Servicio de cerrajería a domicilio · desde Madrid
Majadahonda, con 73.625 habitantes, es uno de los municipios de referencia del noroeste madrileño y tiene un perfil residencial muy definido: mucha vivienda unifamiliar en parcela, urbanizaciones consolidadas y un centro urbano compacto con comercio a pie de calle.
En Majadahonda se presta servicio de apertura de puertas, cambio de cerraduras y bombines, reparación de cierres que han dejado de funcionar e instalación de cilindros antibumping y antiganzúa, tanto en chalé como en vivienda colectiva. El teléfono de contacto es el 664 345 554.
Aperturas de vivienda, local y trastero sin dañar la puerta cuando el sistema lo permite.
Sustitución de cilindros y cerraduras por pérdida de llaves, avería o mejora de seguridad.

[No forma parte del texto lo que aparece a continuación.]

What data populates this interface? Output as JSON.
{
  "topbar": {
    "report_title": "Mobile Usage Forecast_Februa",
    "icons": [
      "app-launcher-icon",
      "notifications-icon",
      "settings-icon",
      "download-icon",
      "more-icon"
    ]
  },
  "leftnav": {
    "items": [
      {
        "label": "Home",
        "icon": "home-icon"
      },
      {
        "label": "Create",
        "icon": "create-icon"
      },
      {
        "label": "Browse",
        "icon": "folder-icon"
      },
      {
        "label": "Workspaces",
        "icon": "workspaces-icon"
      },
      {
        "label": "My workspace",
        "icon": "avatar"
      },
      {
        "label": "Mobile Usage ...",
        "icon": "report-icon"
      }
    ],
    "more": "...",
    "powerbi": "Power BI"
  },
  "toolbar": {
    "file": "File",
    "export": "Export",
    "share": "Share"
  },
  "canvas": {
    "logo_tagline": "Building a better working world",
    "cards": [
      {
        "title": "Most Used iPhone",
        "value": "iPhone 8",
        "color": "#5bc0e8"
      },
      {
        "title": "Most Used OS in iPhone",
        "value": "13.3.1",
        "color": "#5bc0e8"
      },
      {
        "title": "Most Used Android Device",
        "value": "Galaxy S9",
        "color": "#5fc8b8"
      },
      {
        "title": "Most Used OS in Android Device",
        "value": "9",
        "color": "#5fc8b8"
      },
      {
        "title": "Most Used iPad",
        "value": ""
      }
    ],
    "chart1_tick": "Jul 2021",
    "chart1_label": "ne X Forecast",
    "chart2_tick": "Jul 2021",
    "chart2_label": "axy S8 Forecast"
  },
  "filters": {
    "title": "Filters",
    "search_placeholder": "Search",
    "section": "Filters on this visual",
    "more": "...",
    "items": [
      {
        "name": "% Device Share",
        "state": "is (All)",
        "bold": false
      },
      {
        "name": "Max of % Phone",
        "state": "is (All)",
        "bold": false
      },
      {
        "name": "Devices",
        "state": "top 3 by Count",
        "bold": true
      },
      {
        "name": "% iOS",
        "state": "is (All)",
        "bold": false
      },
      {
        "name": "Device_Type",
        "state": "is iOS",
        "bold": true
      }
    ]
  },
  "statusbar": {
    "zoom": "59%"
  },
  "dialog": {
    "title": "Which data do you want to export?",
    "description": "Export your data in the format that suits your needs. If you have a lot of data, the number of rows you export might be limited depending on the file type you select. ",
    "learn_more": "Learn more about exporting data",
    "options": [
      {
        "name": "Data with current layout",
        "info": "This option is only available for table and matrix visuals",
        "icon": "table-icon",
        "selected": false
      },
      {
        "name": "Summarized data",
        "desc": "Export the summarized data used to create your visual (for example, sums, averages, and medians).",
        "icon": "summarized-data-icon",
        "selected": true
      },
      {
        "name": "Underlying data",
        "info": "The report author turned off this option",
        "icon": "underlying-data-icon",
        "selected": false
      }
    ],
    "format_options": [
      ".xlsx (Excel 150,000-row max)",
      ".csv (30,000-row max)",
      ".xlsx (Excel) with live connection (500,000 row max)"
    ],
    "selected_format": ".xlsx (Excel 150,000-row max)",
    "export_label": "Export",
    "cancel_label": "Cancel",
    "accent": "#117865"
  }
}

Instalación de bombines antibumping y antiganzúa y cerraduras de alta seguridad.
Arreglo de mecanismos atascados, llaves partidas en el bombín y puertas bloqueadas.
Majadahonda y Las Rozas de Madrid son colindantes y se atienden en la misma ruta del noroeste, a algo más de quince kilómetros del centro de la capital. Es una zona de trama dispersa, con urbanizaciones separadas entre sí, así que al dar el aviso conviene concretar la urbanización o la calle de acceso.
El resto de la cobertura desde Madrid alcanza Alcobendas, San Sebastián de los Reyes y Tres Cantos por el norte; Coslada, San Fernando de Henares y Torrejón de Ardoz por el Corredor del Henares; y Getafe, Parla, Pinto, Rivas-Vaciamadrid, Villaviciosa de Odón y Arroyomolinos por el sur y el suroeste.
El predominio de la vivienda unifamiliar cambia el planteamiento del trabajo de cerrajería. En una parcela hay cancela peatonal, portón de vehículo, puerta de garaje y a menudo un acceso trasero al jardín, y todos ellos están expuestos al sol, la lluvia y el polvo durante todo el año. Es habitual que el aviso llegue por uno de esos puntos y no por la puerta principal, que es la mejor protegida.
En las urbanizaciones con acceso controlado se suma la casuística de los elementos comunes: cancelas de conjunto, puertas de garaje colectivo y accesos a zonas comunitarias, que encarga la comunidad o la administración de fincas y no cada propietario por separado.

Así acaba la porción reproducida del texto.